If politicians treat each other so badly, how can we trust them to treat ordinary citizens any better? If politicians are ruthless and self-interested with each other, why would they be any better with voters?
But properly speaking, prime ministers and premiers are elected by the people and should be dismissed by them too. Almost nothing is more corrosive of public trust than voting for one leader and getting someone else.
Even when an incumbent is no good, the moral right to dismiss belongs to the people rather than to frightened or ambitious parliamentary insiders.
There are explanations for the revolving door leadership: Morris Iemma and Nathan Rees fell foul of the unions. Mike Baird and Barrie O’Farrell had had enough. Kevin Rudd alienated his Cabinet. Julia Gillard was going to lose in a landslide. Tony Abbott was stalked by Malcolm Turnbull.
The bottom line, though, is that politicians are being utterly beastly to each other.
At the federal level, Labor has tried to stop the internal bloodletting by new caucus rules that the leader can only be removed by a vote of 60 per cent of the caucus. As yet, the Liberals have no rules against political cannibalism and, in my judgment, are likely to face a new bout of it sometime this year because Turnbull has so obviously turned out to be a dud.
In politics, there’s no such thing as an “honourable loss”. Politicians will do whatever they reasonably can, within the system, to win elections. As they should; after all, if they’re not fair dinkum about winning, we the people can hardly take them seriously. But they need ways to win that build trust with the public rather than erode it.
Apart from saving seats that otherwise would have been lost, Rudd’s final legacy to his party was the rule change that has allowed Bill Shorten to develop his line and length as Opposition Leader.
Shorten has been safe as leader, despite Anthony Albanese’s positioning, because it’s almost impossible to get 60 per cent of the caucus vote to roll an incumbent, especially (in Labor’s case) when the incumbent has locked in union support.
And for all his faults Shorten deserved to get a clear run for a term and now merits another shot at the top job, especially given that he almost won last time.
The Liberals’ task is to engineer something like the same change. Turnbull can’t do it. If he tried to change the party room rules or the party constitution after deposing a first-term-elected prime minister, it would look like a thief trying to avoid due process of law. In fact, the person with the best standing to call for and institute such a change would be the person most wronged by the existing rules, namely Abbott.
I imagine that a “no challenge” rule, at least when the party is in government, would be one of the preconditions for Abbott to agree to resume the leadership.
Abbott is still the best chance the Liberals have.
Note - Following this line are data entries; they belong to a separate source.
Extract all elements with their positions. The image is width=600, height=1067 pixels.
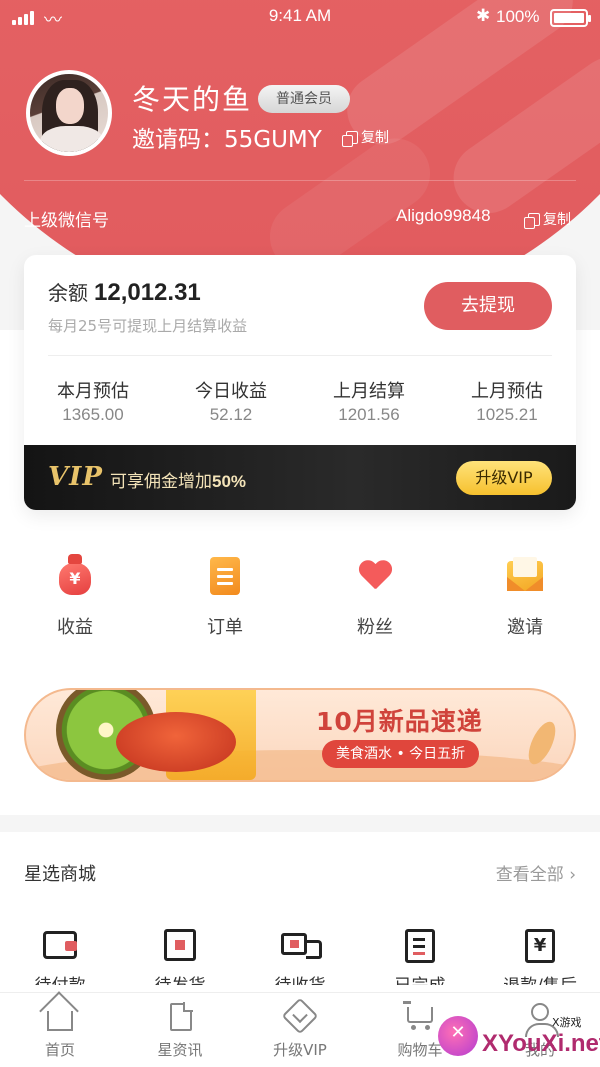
heart-icon [354,555,396,597]
mall-title: 星选商城 [24,864,96,885]
quick-fans[interactable]: 粉丝 [300,555,450,639]
home-icon [43,1001,77,1033]
header-divider [24,180,576,181]
truck-icon [281,927,322,963]
order-doc-icon [204,555,246,597]
quick-invite[interactable]: 邀请 [450,555,600,639]
view-all-link[interactable]: 查看全部 › [496,860,576,885]
stat-last-month-estimate[interactable]: 上月预估 1025.21 [438,377,576,425]
balance-card: 余额 12,012.31 每月25号可提现上月结算收益 去提现 本月预估 1365… [24,255,576,510]
tab-label: 首页 [44,1041,75,1059]
watermark-text: XYouXi.net [482,1030,600,1057]
order-status-label: 已完成 [360,971,480,985]
tab-news[interactable]: 星资讯 [120,993,240,1067]
quick-label: 邀请 [507,617,543,638]
battery-icon [550,9,591,27]
quick-earnings[interactable]: ¥ 收益 [0,554,150,639]
copy-label: 复制 [361,130,389,146]
superior-wechat-label: 上级微信号 [24,211,109,231]
money-bag-icon: ¥ [54,554,96,597]
tab-upgrade-vip[interactable]: 升级VIP [240,993,360,1067]
copy-superior-id-button[interactable]: 复制 [524,209,571,229]
stat-today-earnings[interactable]: 今日收益 52.12 [162,377,300,425]
avatar[interactable] [26,70,112,156]
order-status-label: 待收货 [240,971,360,985]
battery-percent: 100% [496,7,540,26]
upgrade-vip-button[interactable]: 升级VIP [456,461,552,495]
watermark-logo-icon [438,1016,478,1056]
stat-value: 1365.00 [62,405,124,424]
banner-title: 10月新品速递 [316,707,483,736]
member-level-badge: 普通会员 [258,85,350,113]
copy-invite-code-button[interactable]: 复制 [342,127,389,147]
copy-label: 复制 [543,212,571,228]
copy-icon [342,130,358,147]
crab-image [116,712,236,772]
earnings-stats: 本月预估 1365.00 今日收益 52.12 上月结算 1201.56 上月预… [24,377,576,425]
promo-banner[interactable]: 10月新品速递 美食酒水 • 今日五折 [24,688,576,782]
banner-tag: 美食酒水 • 今日五折 [322,740,480,768]
stat-label: 上月预估 [471,381,543,402]
card-divider [48,355,552,356]
withdraw-button[interactable]: 去提现 [424,282,552,330]
stat-label: 上月结算 [333,381,405,402]
checklist-icon [401,927,439,963]
balance-amount: 12,012.31 [94,279,201,306]
stat-month-estimate[interactable]: 本月预估 1365.00 [24,377,162,425]
withdraw-note: 每月25号可提现上月结算收益 [48,317,248,335]
quick-label: 收益 [57,617,93,638]
status-bar: 〰 9:41 AM ✱ 100% [0,0,600,34]
order-status-label: 待发货 [120,971,240,985]
tab-home[interactable]: 首页 [0,993,120,1067]
tab-label: 星资讯 [157,1041,203,1059]
balance-row: 余额 12,012.31 [48,277,201,307]
order-completed[interactable]: 已完成 [360,927,480,985]
box-icon [161,927,199,963]
stat-last-month-settled[interactable]: 上月结算 1201.56 [300,377,438,425]
quick-orders[interactable]: 订单 [150,555,300,639]
bluetooth-icon: ✱ [476,6,491,26]
copy-icon [524,212,540,229]
watermark-small-text: X游戏 [552,1016,582,1029]
tab-label: 升级VIP [273,1041,327,1059]
stat-value: 1201.56 [338,405,400,424]
stat-label: 本月预估 [57,381,129,402]
vip-promo-prefix: 可享佣金增加 [110,472,212,492]
vip-promo-text: 可享佣金增加50% [110,467,246,492]
quick-label: 粉丝 [357,617,393,638]
wallet-icon [41,927,79,963]
vip-diamond-icon [281,997,319,1035]
order-refund[interactable]: ¥ 退款/售后 [480,927,600,985]
vip-promo-rate: 50% [212,472,247,491]
superior-wechat-id: Aligdo99848 [396,206,491,225]
stat-value: 52.12 [209,405,253,424]
order-pending-receipt[interactable]: 待收货 [240,927,360,985]
invite-code: 邀请码：55GUMY [132,127,322,153]
username: 冬天的鱼 [132,83,253,116]
vip-logo: VIP [48,462,103,492]
site-watermark: X游戏 XYouXi.net [432,1008,600,1067]
order-pending-payment[interactable]: 待付款 [0,927,120,985]
quick-actions: ¥ 收益 订单 粉丝 邀请 [0,554,600,639]
order-pending-shipment[interactable]: 待发货 [120,927,240,985]
stat-value: 1025.21 [476,405,538,424]
order-status-label: 退款/售后 [480,971,600,985]
stat-label: 今日收益 [195,381,267,402]
document-icon [163,1001,197,1033]
refund-icon: ¥ [521,927,559,963]
quick-label: 订单 [207,617,243,638]
order-status-icons: 待付款 待发货 待收货 已完成 ¥ 退款/售后 [0,927,600,985]
vip-promo-bar[interactable]: VIP 可享佣金增加50% 升级VIP [24,445,576,510]
balance-label: 余额 [48,281,88,305]
envelope-icon [504,555,546,597]
order-status-label: 待付款 [0,971,120,985]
Unlike Turnbull, his energy levels are high and his ability to explain things simply to the public is clear.
As his writings for ‘The Daily Telegraph’ show, he’s used his sabbatical on the backbench to think about policy.
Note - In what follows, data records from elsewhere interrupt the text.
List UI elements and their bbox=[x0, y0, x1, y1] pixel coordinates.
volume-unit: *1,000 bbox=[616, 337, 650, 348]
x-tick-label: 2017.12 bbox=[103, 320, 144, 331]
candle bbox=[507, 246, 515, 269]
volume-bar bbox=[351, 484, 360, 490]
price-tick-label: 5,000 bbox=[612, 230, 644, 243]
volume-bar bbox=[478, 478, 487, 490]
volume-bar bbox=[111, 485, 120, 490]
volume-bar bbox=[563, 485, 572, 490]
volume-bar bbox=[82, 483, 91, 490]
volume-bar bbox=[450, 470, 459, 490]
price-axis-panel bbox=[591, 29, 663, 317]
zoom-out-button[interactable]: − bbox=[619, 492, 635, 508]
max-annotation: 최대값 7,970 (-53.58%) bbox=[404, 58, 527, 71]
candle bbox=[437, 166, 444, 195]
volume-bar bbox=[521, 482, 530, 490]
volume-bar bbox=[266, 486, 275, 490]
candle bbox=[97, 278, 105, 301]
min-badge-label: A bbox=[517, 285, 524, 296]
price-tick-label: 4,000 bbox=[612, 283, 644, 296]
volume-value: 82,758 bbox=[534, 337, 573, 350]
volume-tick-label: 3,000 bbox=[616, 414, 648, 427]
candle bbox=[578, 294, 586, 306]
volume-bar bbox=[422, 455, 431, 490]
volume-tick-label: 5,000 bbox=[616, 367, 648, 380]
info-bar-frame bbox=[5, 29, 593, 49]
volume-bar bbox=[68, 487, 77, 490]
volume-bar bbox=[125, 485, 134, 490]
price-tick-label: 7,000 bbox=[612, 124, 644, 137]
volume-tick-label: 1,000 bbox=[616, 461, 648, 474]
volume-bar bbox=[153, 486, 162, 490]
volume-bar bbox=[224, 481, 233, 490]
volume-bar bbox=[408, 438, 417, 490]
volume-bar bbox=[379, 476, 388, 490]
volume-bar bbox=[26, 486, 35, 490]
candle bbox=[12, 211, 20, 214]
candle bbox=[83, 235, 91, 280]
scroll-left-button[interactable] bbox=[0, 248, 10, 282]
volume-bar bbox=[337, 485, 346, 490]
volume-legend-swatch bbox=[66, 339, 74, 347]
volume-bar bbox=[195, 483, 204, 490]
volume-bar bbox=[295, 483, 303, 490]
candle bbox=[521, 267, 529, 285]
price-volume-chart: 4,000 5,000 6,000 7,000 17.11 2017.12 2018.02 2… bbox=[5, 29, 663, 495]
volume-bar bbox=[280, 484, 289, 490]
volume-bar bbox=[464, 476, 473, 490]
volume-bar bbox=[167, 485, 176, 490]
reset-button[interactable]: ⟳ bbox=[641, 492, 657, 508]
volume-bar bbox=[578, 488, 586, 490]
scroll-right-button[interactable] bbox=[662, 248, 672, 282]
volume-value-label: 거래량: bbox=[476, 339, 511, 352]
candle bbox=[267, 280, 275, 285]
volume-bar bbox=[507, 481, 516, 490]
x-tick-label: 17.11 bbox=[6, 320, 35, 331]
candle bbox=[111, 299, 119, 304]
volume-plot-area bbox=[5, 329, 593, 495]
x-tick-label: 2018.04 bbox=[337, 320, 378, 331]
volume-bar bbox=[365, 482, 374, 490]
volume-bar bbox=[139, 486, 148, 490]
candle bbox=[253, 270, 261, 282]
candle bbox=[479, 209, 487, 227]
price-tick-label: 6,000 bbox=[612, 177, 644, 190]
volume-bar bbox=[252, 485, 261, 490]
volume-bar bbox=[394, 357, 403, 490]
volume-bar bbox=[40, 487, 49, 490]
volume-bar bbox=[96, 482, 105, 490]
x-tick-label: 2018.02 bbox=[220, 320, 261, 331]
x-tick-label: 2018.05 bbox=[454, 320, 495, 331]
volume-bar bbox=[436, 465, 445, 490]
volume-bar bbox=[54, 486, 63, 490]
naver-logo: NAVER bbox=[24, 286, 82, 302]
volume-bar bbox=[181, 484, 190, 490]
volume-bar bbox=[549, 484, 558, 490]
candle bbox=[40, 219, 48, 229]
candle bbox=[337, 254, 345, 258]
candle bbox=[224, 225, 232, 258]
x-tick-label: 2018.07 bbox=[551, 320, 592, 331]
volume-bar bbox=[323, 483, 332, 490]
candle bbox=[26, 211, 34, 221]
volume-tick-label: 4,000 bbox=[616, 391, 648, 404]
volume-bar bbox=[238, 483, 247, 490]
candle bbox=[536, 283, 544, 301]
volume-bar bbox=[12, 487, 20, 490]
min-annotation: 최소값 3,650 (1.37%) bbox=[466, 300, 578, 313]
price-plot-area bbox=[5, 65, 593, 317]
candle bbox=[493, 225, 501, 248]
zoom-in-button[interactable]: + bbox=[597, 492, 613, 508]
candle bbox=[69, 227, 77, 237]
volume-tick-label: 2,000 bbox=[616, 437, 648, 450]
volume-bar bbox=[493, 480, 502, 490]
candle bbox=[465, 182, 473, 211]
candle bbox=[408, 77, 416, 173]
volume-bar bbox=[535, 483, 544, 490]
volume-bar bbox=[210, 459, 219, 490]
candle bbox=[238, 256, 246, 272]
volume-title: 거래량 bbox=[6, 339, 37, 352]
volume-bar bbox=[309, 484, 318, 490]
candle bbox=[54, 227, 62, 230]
Whether he merely saved the furniture at the next election, like Rudd, or pulled off an improbable victory, he could force the Liberals to give up their addiction to the back-stabbing and intrigue that voters hate.
Emeritus Professor of History and Politics at Griffith University, Ross Fitzgerald is the author of 39 books, including the political/sexual satire ‘Going Out Backwards: A Grafton Everest Adventure’.
The Daily Telegraph (Sydney), April 20, 2017, p 22.